Undersheriff Doug Scherar announces bid for Routt County Sheriff

Current Sheriff Garrett Wiggins hasn’t decided whether he will pursue fourth term

Routt County Undersheriff Doug Scherar is running for sheriff in next November's election.
Doug Scherar/Courtesy photo

Routt County Undersheriff Doug Scherar announced Sunday he is running for sheriff in next November’s election.

After moving to Yampa as a child, Scherar has lived in Routt County almost all his life. He is a 1993 graduate of Steamboat Springs High School, started with the sheriff’s office as a reserve deputy the year after that, and has spent more than 25 years in local law enforcement.

“I’m just going to run off of my experience in local law enforcement and my reputation,” Scherar said. “I think I have a pretty good, sound reputation for being fair and professional in Routt County.”

Scherar, 47, is the first to announce his candidacy for sheriff, and it is unclear whether current Sheriff Garrett Wiggins will run for a fourth term. Wiggins did not respond to a request for comment from Steamboat Pilot & Today on Monday but told Steamboat Radio on Sunday he hadn’t decided whether he would run again.

Before taking a job with the Steamboat Springs Police Department in 2004, Scherar spent about a decade as a dispatcher, detention deputy in the jail, patrol deputy and patrol sergeant in the sheriff’s office. After nearly seven years as a patrol officer in Steamboat, Scherar returned to the sheriff’s office in 2011 as a sergeant and eventually a lieutenant. Wiggins named him undersheriff in 2017.

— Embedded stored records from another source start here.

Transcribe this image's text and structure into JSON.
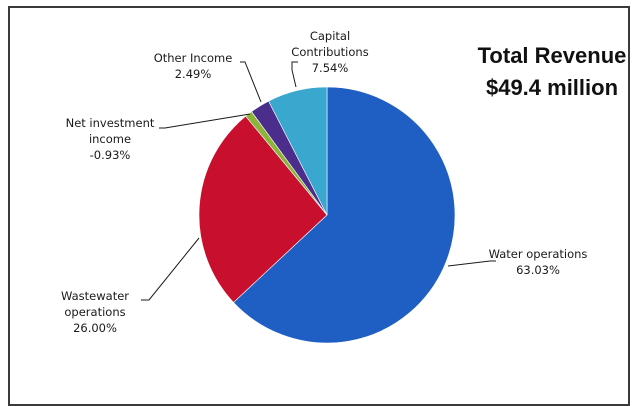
{
  "chart_data": {
    "type": "pie",
    "title": [
      "Total Revenue",
      "$49.4 million"
    ],
    "slices": [
      {
        "name": "Water operations",
        "value": 63.03,
        "value_label": "63.03%",
        "color": "#1f5fc4"
      },
      {
        "name": "Wastewater operations",
        "value": 26.0,
        "value_label": "26.00%",
        "color": "#c8102e"
      },
      {
        "name": "Net investment income",
        "value": -0.93,
        "value_label": "-0.93%",
        "color": "#8db33a"
      },
      {
        "name": "Other Income",
        "value": 2.49,
        "value_label": "2.49%",
        "color": "#4b2d8c"
      },
      {
        "name": "Capital Contributions",
        "value": 7.54,
        "value_label": "7.54%",
        "color": "#3aa7cf"
      }
    ],
    "labels": [
      {
        "lines": [
          "Water operations",
          "63.03%"
        ]
      },
      {
        "lines": [
          "Wastewater",
          "operations",
          "26.00%"
        ]
      },
      {
        "lines": [
          "Net investment",
          "income",
          "-0.93%"
        ]
      },
      {
        "lines": [
          "Other Income",
          "2.49%"
        ]
      },
      {
        "lines": [
          "Capital",
          "Contributions",
          "7.54%"
        ]
      }
    ]
  }
}
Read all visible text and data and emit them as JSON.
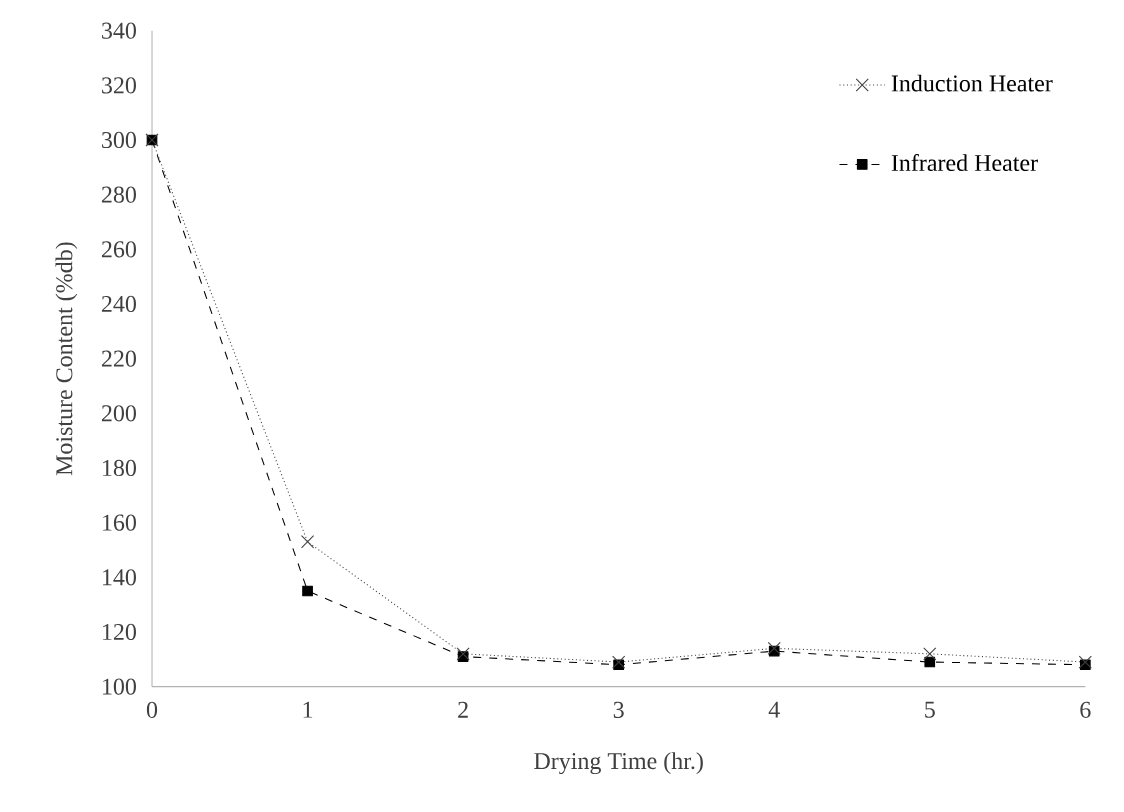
{
  "chart_data": {
    "type": "line",
    "xlabel": "Drying Time (hr.)",
    "ylabel": "Moisture Content (%db)",
    "x": [
      0,
      1,
      2,
      3,
      4,
      5,
      6
    ],
    "series": [
      {
        "name": "Induction Heater",
        "color": "#404040",
        "marker": "cross",
        "line_style": "dotted",
        "values": [
          300,
          153,
          112,
          109,
          114,
          112,
          109
        ]
      },
      {
        "name": "Infrared Heater",
        "color": "#000000",
        "marker": "square",
        "line_style": "dashed",
        "values": [
          300,
          135,
          111,
          108,
          113,
          109,
          108
        ]
      }
    ],
    "xlim": [
      0,
      6
    ],
    "xticks": [
      0,
      1,
      2,
      3,
      4,
      5,
      6
    ],
    "ylim": [
      100,
      340
    ],
    "yticks": [
      100,
      120,
      140,
      160,
      180,
      200,
      220,
      240,
      260,
      280,
      300,
      320,
      340
    ],
    "grid": false,
    "legend": "top right"
  }
}
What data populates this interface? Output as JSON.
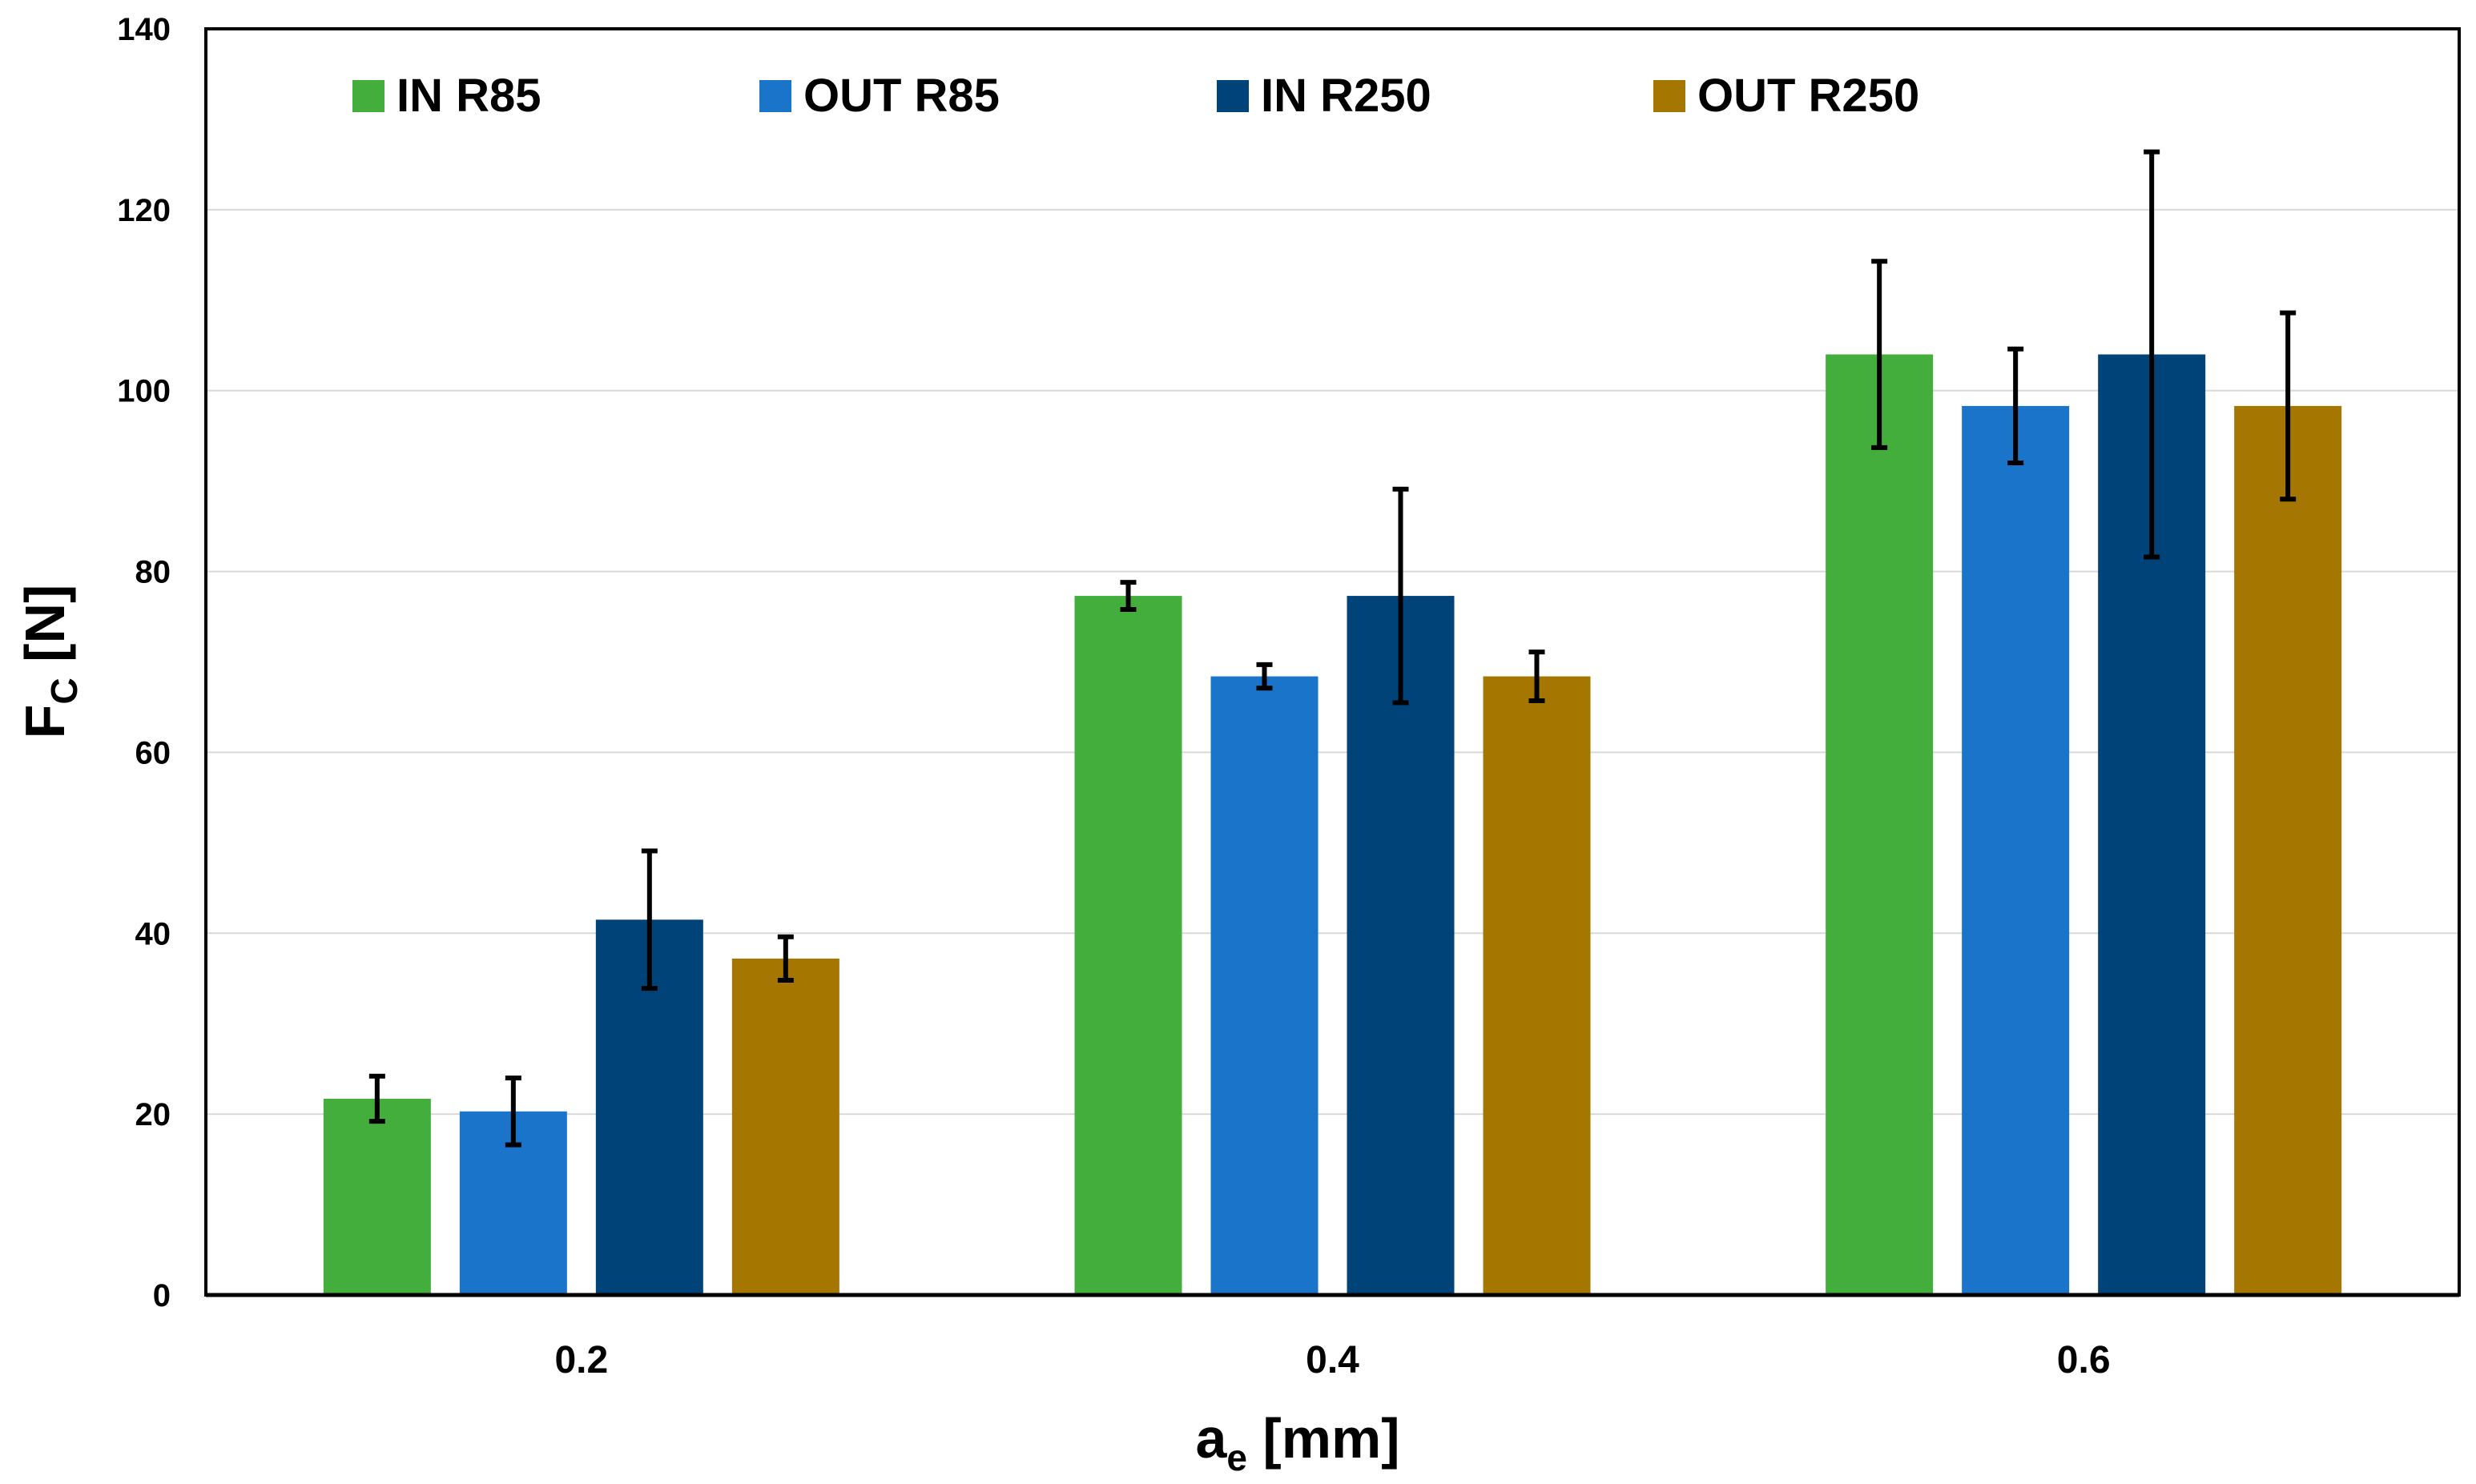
{
  "chart_data": {
    "type": "bar",
    "title": "",
    "xlabel": "a",
    "xlabel_sub": "e",
    "xlabel_unit": " [mm]",
    "ylabel": "F",
    "ylabel_sub": "C",
    "ylabel_unit": " [N]",
    "ylim": [
      0,
      140
    ],
    "yticks": [
      0,
      20,
      40,
      60,
      80,
      100,
      120,
      140
    ],
    "grid": true,
    "legend_position": "top",
    "categories": [
      "0.2",
      "0.4",
      "0.6"
    ],
    "series": [
      {
        "name": "IN R85",
        "color": "#43AE3B",
        "values": [
          21.7,
          77.3,
          104.0
        ],
        "error": [
          2.5,
          1.5,
          10.3
        ]
      },
      {
        "name": "OUT R85",
        "color": "#1A74CA",
        "values": [
          20.3,
          68.4,
          98.3
        ],
        "error": [
          3.7,
          1.3,
          6.3
        ]
      },
      {
        "name": "IN R250",
        "color": "#004379",
        "values": [
          41.5,
          77.3,
          104.0
        ],
        "error": [
          7.6,
          11.8,
          22.4
        ]
      },
      {
        "name": "OUT R250",
        "color": "#A67700",
        "values": [
          37.2,
          68.4,
          98.3
        ],
        "error": [
          2.4,
          2.7,
          10.3
        ]
      }
    ]
  }
}
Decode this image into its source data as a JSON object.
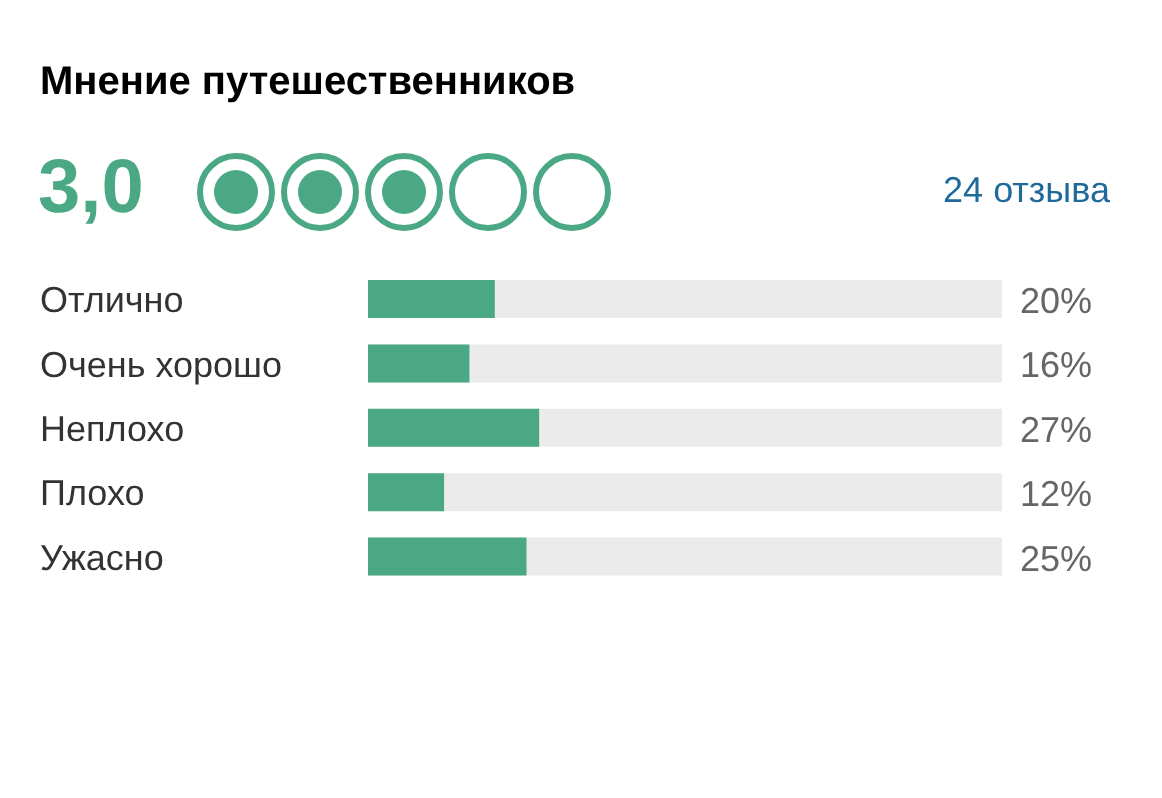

If elected, Scherar said one of his top priorities will be setting up a collaborative co-responders program that could partner with other municipalities and other entities like Colorado Parks and Wildlife. The Steamboat Springs Police Department already has a similar program in place, and Scherar said he is already working on one for the sheriff’s office.

“I think it is an outstanding program, and we’ve seen it work in areas that are able to implement it,” Scherar said. “I know the city of Steamboat Springs has seen a reduction in the amount of calls that officers are having to go to and hang around on, and that’s something that needs to be expanded out into the county.”

As Scherar envisions it, the program would involve police departments in Hayden and Oak Creek. A good example of this kind of collaboration is a program in Summit County called the System-wide Mental Assessment Response Team program, known as SMART, he said.

Scherar would also like to better address retention, recruitment and turnover of staff in the sheriff’s office, which has struggled to hire, like many employers in the Yampa Valley. While the sheriff’s office has been creative with recruiting new deputies — even hiring them into the jail before sending them to the academy — Scherar said the high cost of living and lack of affordable housing is significant barrier.

“We are missing out on experienced candidates who would like to move to the area but can’t afford to,” Scherar said. “We have an incredible team of individuals working at the Routt County Sheriff’s Office, and we need to find ways to keep them in our wonderful community.”

If elected, Scherar also said he wants to maintain the quality of training deputies in the sheriff’s office receive. Colorado Peace Officers Standards and Training requires 24 hours of continued training each year, and Routt County deputies currently get at least twice that.

Scherar is running as a registered Democrat and will need to win in the June primary to appear on the November ballot.

“He’s got the local experience. He has the leadership and the vision,” said Catherine Carson, chair of the Routt County Democrats. “For him to advance (a co-responders program) would be a great addition to the Routt County Sheriff’s Office.”

Carson said while the county party is excited about Scherar’s announcement, they view all Democratic candidates equally until after a primary.

Chair of the Routt County Republicans, Pete Wood, said they are waiting to see what Wiggins decides to do but didn’t have anyone else in mind to run for sheriff at this time.

“The partisan things at the state level and even the federal level don’t really translate often to what happens at the local level,” Wood said. “We’ll be behind whoever is going to represent us best and help solve our law enforcement problems.”